Speaking to a whole bunch of musicians about Chess Club’s ten year history, a common theme began to emerge. Boozing. Here are just a few stand-out memories from some familiar faces
“Will took me to see MØ play and he was wondering where I’d gone after the show. I told him that I had been “doing pingis with MØ”. There was a moment of confusion, he had misheard “pingis” as “pingers”. ‘Pingis’ is how you say ping pong in Swedish. It was before we knew each other, so it was a bit of an awkward but very funny misunderstanding.”
“I remember this night at The Great Escape festival, where we were playing before CHVRCHES. I don’t remember it being anything special, other than we all got super shit-faced! We’re just really good at drinking beers together.”
“All my memories are constructed through old photos on my phone and my inactive Facebook page. Just lots of drunken nights in Proud Galleries! I’ll stop there!”
“When we signed with them we went to a ridiculous karaoke bar in Soho to celebrate and it was one of the most grotesque nights I’ve ever had. It was also one of the most hilarious. I can’t go into details unfortunately, but I’m sure it will all come out in our biography era!”

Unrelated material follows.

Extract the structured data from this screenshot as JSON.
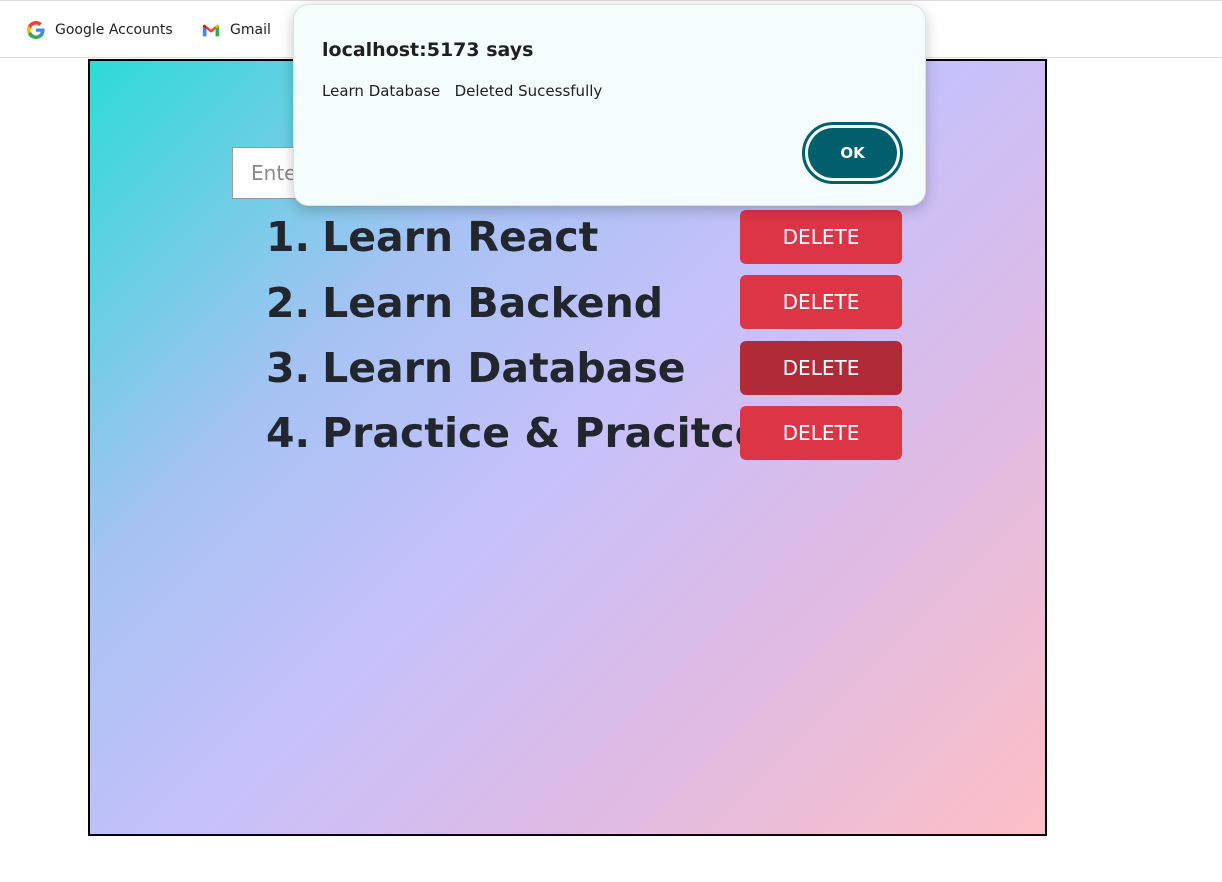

“We’ve had many a loud, hazy night out with the guys, in the years both during and after Wolf Alice were on Chess Club. I remember sitting in a pub in Camden talking to Will about the ‘Fluffy’ release and the pure excitement of something actually happening; that we were gonna go and make this thing that we could actually hold. Long live Chess Club!!”
“Will and I are both lifelong Queens’ Park Rangers fans, and have season tickets pretty close to each other. It’s good times all around when we get a decent home run under the belt. Super Hooooooooops!